Researchers will utilize the information to evaluate the genetic diversity of the kōwaro exhaustively. All in all, species have better survival rates if their populations are all the more genetically different. The appraisal will be utilized to construct a system that could support future choices on where, when or whether to blend kōwaro populaces to enhance preservation results.

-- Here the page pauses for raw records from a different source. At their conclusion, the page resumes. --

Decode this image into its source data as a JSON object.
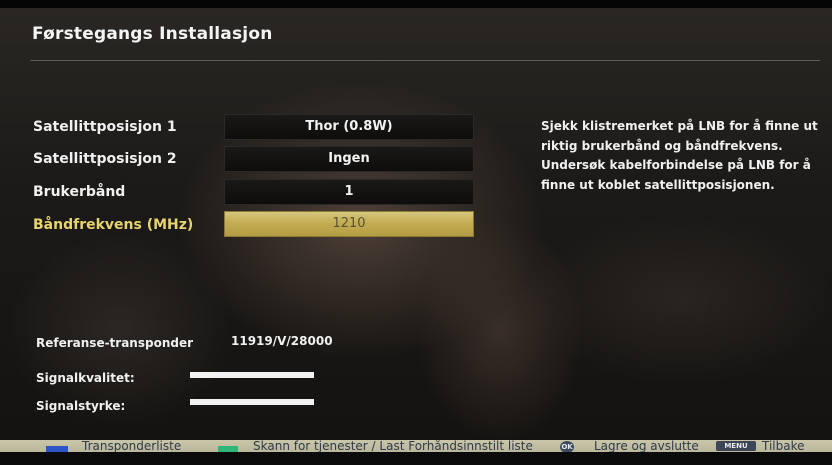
{
  "screen": {
    "title": "Førstegangs Installasjon"
  },
  "settings": [
    {
      "label": "Satellittposisjon 1",
      "value": "Thor (0.8W)",
      "selected": false
    },
    {
      "label": "Satellittposisjon 2",
      "value": "Ingen",
      "selected": false
    },
    {
      "label": "Brukerbånd",
      "value": "1",
      "selected": false
    },
    {
      "label": "Båndfrekvens (MHz)",
      "value": "1210",
      "selected": true
    }
  ],
  "help_text": "Sjekk klistremerket på LNB for å finne ut riktig brukerbånd og båndfrekvens. Undersøk kabelforbindelse på LNB for å finne ut koblet satellittposisjonen.",
  "reference": {
    "label": "Referanse-transponder",
    "value": "11919/V/28000"
  },
  "signal": {
    "quality_label": "Signalkvalitet:",
    "quality_level": 1.0,
    "strength_label": "Signalstyrke:",
    "strength_level": 1.0
  },
  "footer": {
    "blue_label": "Transponderliste",
    "green_label": "Skann for tjenester / Last Forhåndsinnstilt liste",
    "ok_key": "OK",
    "ok_label": "Lagre og avslutte",
    "menu_key": "MENU",
    "menu_label": "Tilbake"
  },
  "colors": {
    "selected_highlight": "#c8b35a",
    "selected_label": "#e6d46c",
    "blue_key": "#2f56c8",
    "green_key": "#2fb57a"
  }
}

UC MSc student Levi Robinson said, “Collecting samples from kōwaro throughout their Canterbury distribution is a critical first step towards building resilience in this taonga (treasured) species.”

Up to now, recommendations on how to best manage small, isolated kōwaro populations have been based on a single genetic marker and a limited number of sites. This work will provide us with tens of thousands of genetic markers from fish sampled from at least 20 sites.”

“We’ll use this information to identify kōwaro populations at risk of local extinction. We’ll also use it to make recommendations about which populations to use to top up populations elsewhere or to create new ones.”

“Our aim is to build genetically healthy kōwaro populations that can adapt to environmental change. As a rule of thumb, the more genetically diverse a population is, the better.”

Levi Robinson is working with students from Te Kura o Tuahiwi to sample kōwaro at Tūhaitara Coastal Park in North Canterbury as part of a BioHeritage Challenge project led by UC Associate Professor Tammy Steeves.

In addition to kōwaro, the UC research team is collecting DNA from a declining mahinga kai species, kēkēwai (freshwater crayfish). Both projects are being conducted in partnership with Te Ngāi Tūāhuriri rūnanga.

Levi was one of three researchers to present research on kōwaro and kēkēwai at the recent Symposium on the Evolutionary Genomics of Adaptation at the University of Montana Flathead Lake Biological Station in Polson, Montana, US, and at the Society for Conservation Biology 5th Oceania Congress in Wellington.

Levi was one of three researchers to present research on kōwaro and kēkēwai at the recent Symposium on the Evolutionary Genomics of Adaptation at the University of Montana Flathead Lake Biological Station in Polson, Montana, US, and at the Society for Conservation Biology 5th Oceania Congress in Wellington.